The political finger pointing over government spending dramatically accelerated Thursday in Washington, a day before funding runs out for the federal government, as top Republicans joined with President Trump in an effort to blame Democrats for any government shutdown, accusing Democrats of trying to use talks over extra money for the military to win unrelated provisions on immigration.
In swift succession over a half hour period, the President, the Speaker of the House, and the Senate Majority Leader were all on television, pointing the finger straight at Democrats in the Senate.
"If the Senate Democrats want to shut the government down," Speaker Paul Ryan said at a news conference, "then that would be their choice to make."
Meanwhile, the President ventured across the Potomac River to the Pentagon, where he said a shutdown would not only harm the military, but Mr.

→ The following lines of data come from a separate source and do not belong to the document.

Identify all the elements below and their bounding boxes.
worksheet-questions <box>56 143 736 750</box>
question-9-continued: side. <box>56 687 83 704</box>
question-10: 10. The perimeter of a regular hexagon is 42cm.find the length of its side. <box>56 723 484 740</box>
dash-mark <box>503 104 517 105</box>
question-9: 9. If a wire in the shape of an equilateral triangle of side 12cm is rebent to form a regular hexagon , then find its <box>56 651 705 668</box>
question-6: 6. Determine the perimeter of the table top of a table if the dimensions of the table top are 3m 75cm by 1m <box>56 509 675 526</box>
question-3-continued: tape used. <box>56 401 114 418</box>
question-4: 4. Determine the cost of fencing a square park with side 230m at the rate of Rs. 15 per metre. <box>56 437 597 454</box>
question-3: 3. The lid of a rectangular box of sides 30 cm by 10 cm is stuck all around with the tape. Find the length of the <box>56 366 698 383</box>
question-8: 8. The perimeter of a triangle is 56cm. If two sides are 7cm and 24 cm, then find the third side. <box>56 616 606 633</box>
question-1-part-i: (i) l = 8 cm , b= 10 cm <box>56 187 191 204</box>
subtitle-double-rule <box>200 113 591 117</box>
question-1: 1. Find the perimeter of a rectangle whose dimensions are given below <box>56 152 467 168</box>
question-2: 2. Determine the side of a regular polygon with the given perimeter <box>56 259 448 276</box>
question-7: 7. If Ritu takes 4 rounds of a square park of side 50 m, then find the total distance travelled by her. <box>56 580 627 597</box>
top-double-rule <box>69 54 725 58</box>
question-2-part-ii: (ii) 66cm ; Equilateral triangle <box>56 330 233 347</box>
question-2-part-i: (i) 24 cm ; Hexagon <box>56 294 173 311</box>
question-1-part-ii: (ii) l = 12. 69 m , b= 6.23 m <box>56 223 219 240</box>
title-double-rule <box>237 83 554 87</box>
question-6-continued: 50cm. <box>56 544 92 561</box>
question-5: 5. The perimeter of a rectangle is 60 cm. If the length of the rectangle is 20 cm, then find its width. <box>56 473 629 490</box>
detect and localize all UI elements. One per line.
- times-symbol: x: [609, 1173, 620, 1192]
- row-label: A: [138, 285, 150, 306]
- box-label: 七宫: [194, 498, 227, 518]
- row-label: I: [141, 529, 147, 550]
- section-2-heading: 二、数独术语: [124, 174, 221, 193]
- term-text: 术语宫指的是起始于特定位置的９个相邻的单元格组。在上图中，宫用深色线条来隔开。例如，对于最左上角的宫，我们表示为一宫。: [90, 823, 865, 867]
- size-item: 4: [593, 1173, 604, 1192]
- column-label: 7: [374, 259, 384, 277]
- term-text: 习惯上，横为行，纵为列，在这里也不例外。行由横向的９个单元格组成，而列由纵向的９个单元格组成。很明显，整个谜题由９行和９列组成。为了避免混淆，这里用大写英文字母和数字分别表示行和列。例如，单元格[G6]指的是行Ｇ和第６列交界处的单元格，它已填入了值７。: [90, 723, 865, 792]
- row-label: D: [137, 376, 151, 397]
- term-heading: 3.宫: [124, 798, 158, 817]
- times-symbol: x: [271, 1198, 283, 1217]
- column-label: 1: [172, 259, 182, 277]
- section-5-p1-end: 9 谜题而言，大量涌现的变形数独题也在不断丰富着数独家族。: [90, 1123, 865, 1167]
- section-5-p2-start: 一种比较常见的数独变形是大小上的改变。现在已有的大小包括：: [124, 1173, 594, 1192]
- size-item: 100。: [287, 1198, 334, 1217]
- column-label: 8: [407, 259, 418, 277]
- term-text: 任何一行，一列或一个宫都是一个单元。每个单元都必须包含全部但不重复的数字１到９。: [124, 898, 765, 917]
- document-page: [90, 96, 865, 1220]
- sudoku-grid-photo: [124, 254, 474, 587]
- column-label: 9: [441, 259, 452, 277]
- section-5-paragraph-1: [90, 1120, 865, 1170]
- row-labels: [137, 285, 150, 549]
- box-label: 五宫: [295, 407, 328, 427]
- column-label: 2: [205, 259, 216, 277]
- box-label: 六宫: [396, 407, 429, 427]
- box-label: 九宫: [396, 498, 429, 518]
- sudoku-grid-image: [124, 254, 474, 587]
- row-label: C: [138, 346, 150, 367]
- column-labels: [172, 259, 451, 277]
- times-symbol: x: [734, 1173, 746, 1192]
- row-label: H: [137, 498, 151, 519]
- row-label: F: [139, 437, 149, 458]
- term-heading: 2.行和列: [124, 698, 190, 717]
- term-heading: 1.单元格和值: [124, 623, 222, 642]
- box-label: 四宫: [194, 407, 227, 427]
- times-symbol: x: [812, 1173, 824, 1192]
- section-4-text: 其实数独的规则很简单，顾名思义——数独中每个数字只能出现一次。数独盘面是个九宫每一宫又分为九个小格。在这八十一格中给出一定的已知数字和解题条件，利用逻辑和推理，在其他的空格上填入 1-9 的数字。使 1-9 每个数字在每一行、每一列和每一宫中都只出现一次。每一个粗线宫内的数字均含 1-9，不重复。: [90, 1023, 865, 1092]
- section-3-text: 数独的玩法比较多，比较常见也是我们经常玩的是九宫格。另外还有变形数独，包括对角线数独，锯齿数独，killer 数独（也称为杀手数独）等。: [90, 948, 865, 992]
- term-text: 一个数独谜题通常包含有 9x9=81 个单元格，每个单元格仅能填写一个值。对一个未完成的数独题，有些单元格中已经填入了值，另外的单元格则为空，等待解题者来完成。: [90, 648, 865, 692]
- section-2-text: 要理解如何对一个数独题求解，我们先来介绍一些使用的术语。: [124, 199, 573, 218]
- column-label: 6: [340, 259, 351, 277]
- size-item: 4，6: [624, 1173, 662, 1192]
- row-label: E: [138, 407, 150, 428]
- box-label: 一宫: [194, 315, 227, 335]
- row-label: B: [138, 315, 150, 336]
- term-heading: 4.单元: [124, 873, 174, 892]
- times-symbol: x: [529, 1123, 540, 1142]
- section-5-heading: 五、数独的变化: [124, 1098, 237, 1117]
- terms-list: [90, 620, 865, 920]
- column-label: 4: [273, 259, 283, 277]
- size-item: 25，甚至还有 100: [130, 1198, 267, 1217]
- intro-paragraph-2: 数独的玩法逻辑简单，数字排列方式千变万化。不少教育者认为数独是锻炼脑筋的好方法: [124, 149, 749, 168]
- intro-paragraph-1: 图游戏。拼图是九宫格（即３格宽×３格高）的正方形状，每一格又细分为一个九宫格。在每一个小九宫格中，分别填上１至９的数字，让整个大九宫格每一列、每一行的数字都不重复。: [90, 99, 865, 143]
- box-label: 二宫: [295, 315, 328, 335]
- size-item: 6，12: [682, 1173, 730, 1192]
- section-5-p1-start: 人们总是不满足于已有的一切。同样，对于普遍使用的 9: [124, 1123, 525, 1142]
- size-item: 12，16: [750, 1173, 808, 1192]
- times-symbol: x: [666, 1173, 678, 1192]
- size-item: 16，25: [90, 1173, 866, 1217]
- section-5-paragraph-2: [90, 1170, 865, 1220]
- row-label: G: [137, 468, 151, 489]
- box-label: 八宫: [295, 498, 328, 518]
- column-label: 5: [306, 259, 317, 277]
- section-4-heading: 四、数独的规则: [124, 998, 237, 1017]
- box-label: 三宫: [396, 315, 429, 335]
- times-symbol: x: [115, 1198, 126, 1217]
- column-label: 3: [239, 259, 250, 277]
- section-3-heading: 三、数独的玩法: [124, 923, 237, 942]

Trump said it was also an effort by Democrats to take away economic momentum from recent tax cuts.
"Democrats would like to blunt that by shutting down government," the President said, flanked by Vice President Mike Pence and Defense Secretary James Mattis.
At the same time on the Senate floor, Senate Majority Leader Mitch McConnell was criticizing Democrats for trying to force Republicans to accept provisions dealing with immigration and the DACA program.
"Why would they filibuster government funding and shut down vital programs for Americans because we have not yet agreed on the best way to settle an unrelated issue?" McConnell said, making clear he was ready to take a hard line with the other party.
But even as Republicans showed a united front against Democrats on the shutdown, there were questions in GOP ranks about whether the House could pass a temporary funding measure, as a number of House Republicans said they were still ready to vote against that funding bill, not pleased with lack of action on spending by the Congress.
As for Democrats, they laughed at the idea that they were responsible for a possible shutdown, arguing that Republicans have the majority in the House and Senate, and control the White House as well.
"It's a mess," said Senate Democratic Leader Charles Schumer, who said the funding debacle was the result of the "incompetence of Republicans."
Democratic votes would be needed for any budget extension, as 60 votes are required to get around any filibuster.
If no deal is worked out by Friday night at midnight, then some government services would start to close.
The last federal government shutdown was in October 2013. That lasted 16 days.